We'll come in a bit to Emma's introduction in Ultimate
X-Men. Meanwhile, Emma Frost continues the
"Mind Games" storyline, where the pace is starting to flag
just a touch.
Previously, Emma had met up with Troy and
tried to help him out with his debt repayments. Last
month, they went to a casino and won lots of money at poker
through blatant cheating. This month... well, it's kind
of more of the same. The loan shark points out that
Troy's only repaid the principal and still owes another five
thousand dollars in interest. So they go back to the
casino, fail to win any money (because Emma can't get into the
poker game that night, and mind-reading doesn't help with
games of chance) and disaster looms.
All of this is perfectly solid if rather
unimaginative plotting, but it's feeling a little stretched.
This is a six issue storyline, and while it isn't the worst
offender in terms of gratuitous decompression, the pace is a
bit slack.

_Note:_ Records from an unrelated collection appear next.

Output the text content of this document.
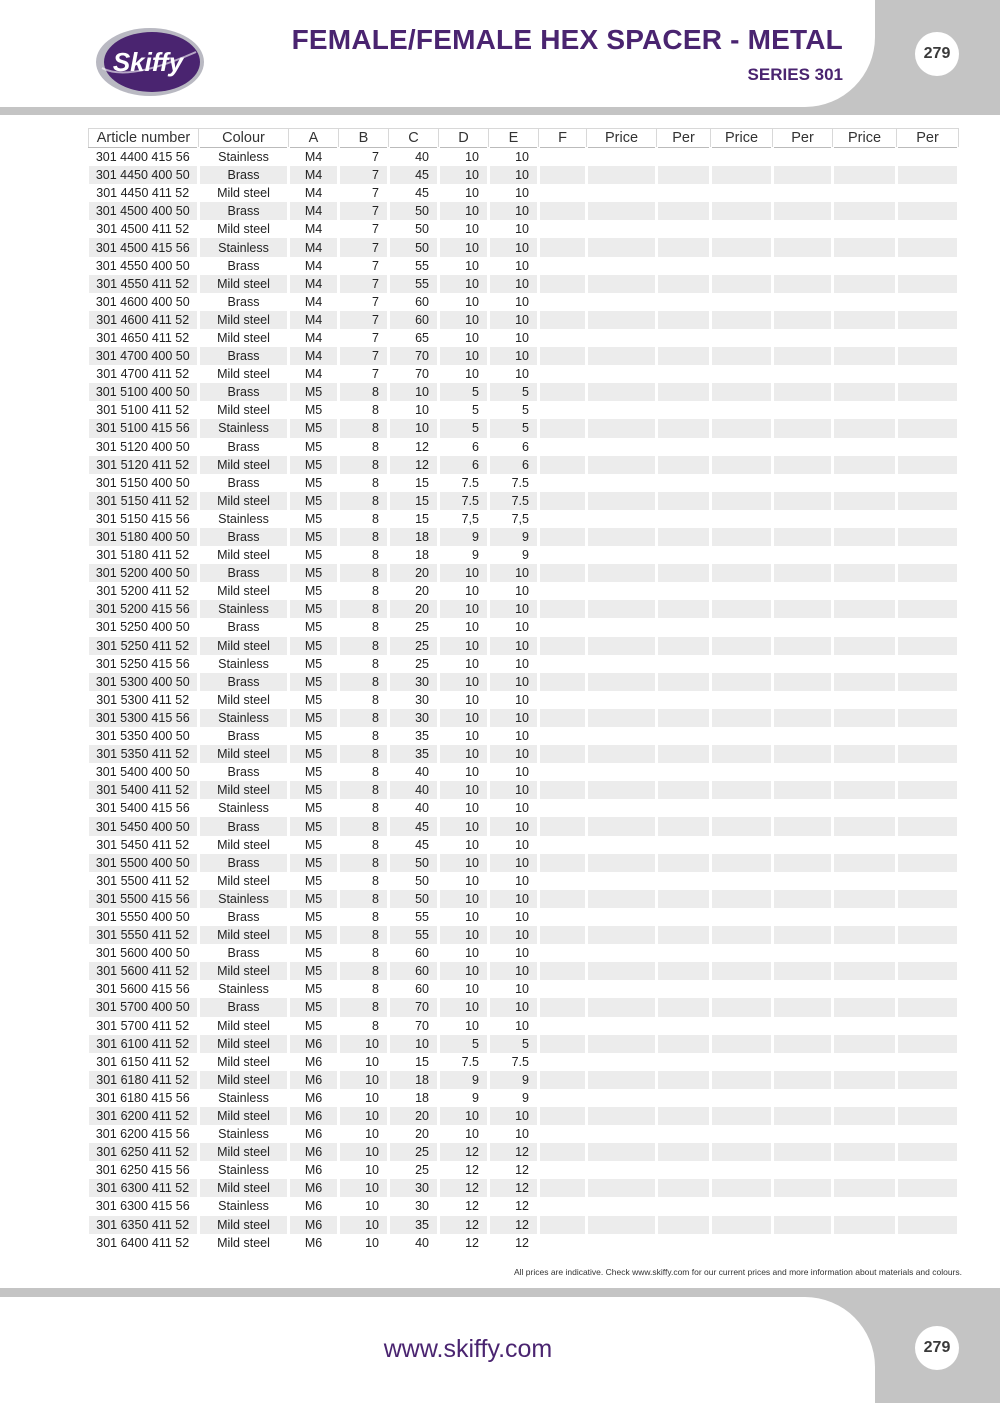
Skiffy
FEMALE/FEMALE HEX SPACER - METAL
SERIES 301
279
Article number	Colour	A	B	C	D	E	F	Price	Per	Price	Per	Price	Per
301 4400 415 56	Stainless	M4	7	40	10	10							
301 4450 400 50	Brass	M4	7	45	10	10							
301 4450 411 52	Mild steel	M4	7	45	10	10							
301 4500 400 50	Brass	M4	7	50	10	10							
301 4500 411 52	Mild steel	M4	7	50	10	10							
301 4500 415 56	Stainless	M4	7	50	10	10							
301 4550 400 50	Brass	M4	7	55	10	10							
301 4550 411 52	Mild steel	M4	7	55	10	10							
301 4600 400 50	Brass	M4	7	60	10	10							
301 4600 411 52	Mild steel	M4	7	60	10	10							
301 4650 411 52	Mild steel	M4	7	65	10	10							
301 4700 400 50	Brass	M4	7	70	10	10							
301 4700 411 52	Mild steel	M4	7	70	10	10							
301 5100 400 50	Brass	M5	8	10	5	5							
301 5100 411 52	Mild steel	M5	8	10	5	5							
301 5100 415 56	Stainless	M5	8	10	5	5							
301 5120 400 50	Brass	M5	8	12	6	6							
301 5120 411 52	Mild steel	M5	8	12	6	6							
301 5150 400 50	Brass	M5	8	15	7.5	7.5							
301 5150 411 52	Mild steel	M5	8	15	7.5	7.5							
301 5150 415 56	Stainless	M5	8	15	7,5	7,5							
301 5180 400 50	Brass	M5	8	18	9	9							
301 5180 411 52	Mild steel	M5	8	18	9	9							
301 5200 400 50	Brass	M5	8	20	10	10							
301 5200 411 52	Mild steel	M5	8	20	10	10							
301 5200 415 56	Stainless	M5	8	20	10	10							
301 5250 400 50	Brass	M5	8	25	10	10							
301 5250 411 52	Mild steel	M5	8	25	10	10							
301 5250 415 56	Stainless	M5	8	25	10	10							
301 5300 400 50	Brass	M5	8	30	10	10							
301 5300 411 52	Mild steel	M5	8	30	10	10							
301 5300 415 56	Stainless	M5	8	30	10	10							
301 5350 400 50	Brass	M5	8	35	10	10							
301 5350 411 52	Mild steel	M5	8	35	10	10							
301 5400 400 50	Brass	M5	8	40	10	10							
301 5400 411 52	Mild steel	M5	8	40	10	10							
301 5400 415 56	Stainless	M5	8	40	10	10							
301 5450 400 50	Brass	M5	8	45	10	10							
301 5450 411 52	Mild steel	M5	8	45	10	10							
301 5500 400 50	Brass	M5	8	50	10	10							
301 5500 411 52	Mild steel	M5	8	50	10	10							
301 5500 415 56	Stainless	M5	8	50	10	10							
301 5550 400 50	Brass	M5	8	55	10	10							
301 5550 411 52	Mild steel	M5	8	55	10	10							
301 5600 400 50	Brass	M5	8	60	10	10							
301 5600 411 52	Mild steel	M5	8	60	10	10							
301 5600 415 56	Stainless	M5	8	60	10	10							
301 5700 400 50	Brass	M5	8	70	10	10							
301 5700 411 52	Mild steel	M5	8	70	10	10							
301 6100 411 52	Mild steel	M6	10	10	5	5							
301 6150 411 52	Mild steel	M6	10	15	7.5	7.5							
301 6180 411 52	Mild steel	M6	10	18	9	9							
301 6180 415 56	Stainless	M6	10	18	9	9							
301 6200 411 52	Mild steel	M6	10	20	10	10							
301 6200 415 56	Stainless	M6	10	20	10	10							
301 6250 411 52	Mild steel	M6	10	25	12	12							
301 6250 415 56	Stainless	M6	10	25	12	12							
301 6300 411 52	Mild steel	M6	10	30	12	12							
301 6300 415 56	Stainless	M6	10	30	12	12							
301 6350 411 52	Mild steel	M6	10	35	12	12							
301 6400 411 52	Mild steel	M6	10	40	12	12							
All prices are indicative. Check www.skiffy.com for our current prices and more information about materials and colours.
www.skiffy.com	279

There are probably wider pacing issues why an
entire issue was felt appropriate for this material, but the
practical effect that not very much seems to be happening.
Effectively, the story's just spend an issue cancelling out
most of what was achieved last month.
Carlo Pagulayan and Dennis Crisostomo
largely manage to hold attention with the art.
Pagulayan's version of Emma naturally doesn't bear a great
deal of resemblance to the established character, but sells
Bollers' take on the character rather well - a somewhat naive
figure with increasingly flexible morals who's starting to
wish that that clot Troy would shut up and stop blithering so
much.
It'll probably read okay in the trade, but
the issue is underwhelming on its own.